A Southern California employment law attorney knows, many clients would prefer to have their day in court when a dispute arises related to their working conditions or the way they were treated on the job. AB 465 was intended to make sure employers couldn’t require workers to give up their right to a trial when a problem arises. Since it did not pass, the status quo remains and employers may continue to make signing an arbitration agreement a condition of employment as long as the agreement meets existing requirements.
Ban on Employment Arbitration Agreements is Vetoed
AB 465 would have required any waiver of any legal rights by an employee who is being hired to be in writing. AB 465 also stipulated the waiver must not be an express condition of hiring the worker. This would have prevented employers from mandating an arbitration agreement, which is a waiver of the right to a court trial. The Assembly Bill would have also placed the burden on the employer to prove both that the waiver wasn’t a condition of employment and that the employee’s signing of the waiver was voluntary. This created an almost impossible situation for employers who wanted to include arbitration agreements in employment contracts, since proving employees signed 100 percent voluntarily would have been very difficult.
When Governor Brown vetoed AB 465, he stated he was: “not prepared to take the far-reaching step proposed by this bill for a number of reasons.” The governor referenced a case called Armendariz v. Foundation Health Psychcare Services, Inc., in which the California Supreme Court set forth protections which must be included in employee arbitration agreements. For example, arbitration agreements must specify the arbitrator will be neutral, and the arbitration process must allow time for adequate discovery. Arbitration agreements also must impose no limitations on remedies or damages, and must impose cost limitations on the arbitration process. The decision of an arbitrator also must be written and is subject to judicial review.
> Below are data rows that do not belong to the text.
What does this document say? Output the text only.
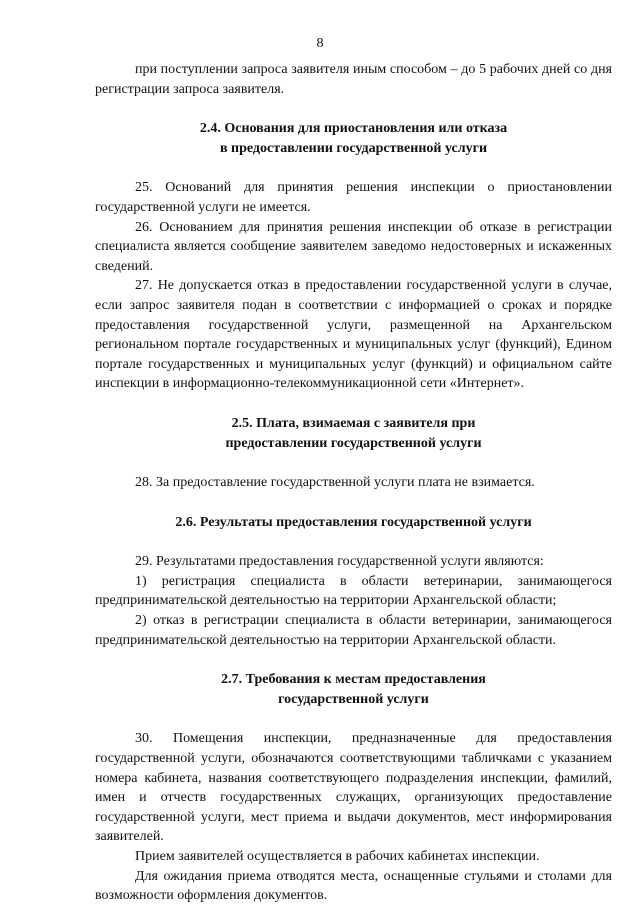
8

при поступлении запроса заявителя иным способом – до 5 рабочих дней со дня регистрации запроса заявителя.

2.4. Основания для приостановления или отказа
в предоставлении государственной услуги

25. Оснований для принятия решения инспекции о приостановлении государственной услуги не имеется.

26. Основанием для принятия решения инспекции об отказе в регистрации специалиста является сообщение заявителем заведомо недостоверных и искаженных сведений.

27. Не допускается отказ в предоставлении государственной услуги в случае, если запрос заявителя подан в соответствии с информацией о сроках и порядке предоставления государственной услуги, размещенной на Архангельском региональном портале государственных и муниципальных услуг (функций), Едином портале государственных и муниципальных услуг (функций) и официальном сайте инспекции в информационно-телекоммуникационной сети «Интернет».

2.5. Плата, взимаемая с заявителя при
предоставлении государственной услуги

28. За предоставление государственной услуги плата не взимается.

2.6. Результаты предоставления государственной услуги

29. Результатами предоставления государственной услуги являются:

1) регистрация специалиста в области ветеринарии, занимающегося предпринимательской деятельностью на территории Архангельской области;

2) отказ в регистрации специалиста в области ветеринарии, занимающегося предпринимательской деятельностью на территории Архангельской области.

2.7. Требования к местам предоставления
государственной услуги

30. Помещения инспекции, предназначенные для предоставления государственной услуги, обозначаются соответствующими табличками с указанием номера кабинета, названия соответствующего подразделения инспекции, фамилий, имен и отчеств государственных служащих, организующих предоставление государственной услуги, мест приема и выдачи документов, мест информирования заявителей.

Прием заявителей осуществляется в рабочих кабинетах инспекции.

Для ожидания приема отводятся места, оснащенные стульями и столами для возможности оформления документов.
In addition to citing existing protections, Governor Brown also acknowledged that a blanket ban on arbitration clauses in employment agreements was a far-reaching approach, which had failed in other states because their arbitration bans were struck down as violations of the Federal Arbitration Act.
There are several pending cases being considered by the Supreme Court related to arbitration clauses, both of which arise out of California. The cases, including MHN Government Services, Inc. v. Zaborowski and DIRECTTV, Inc. v. Imburgia, could further affect the rules related to arbitration clauses as these cases also address preemptions of the Federal Arbitration Act. Employers and employees should closely follow these cases, as the Supreme Court has been trending towards clearing obstacles standing in the way of the Federal Arbitration Act.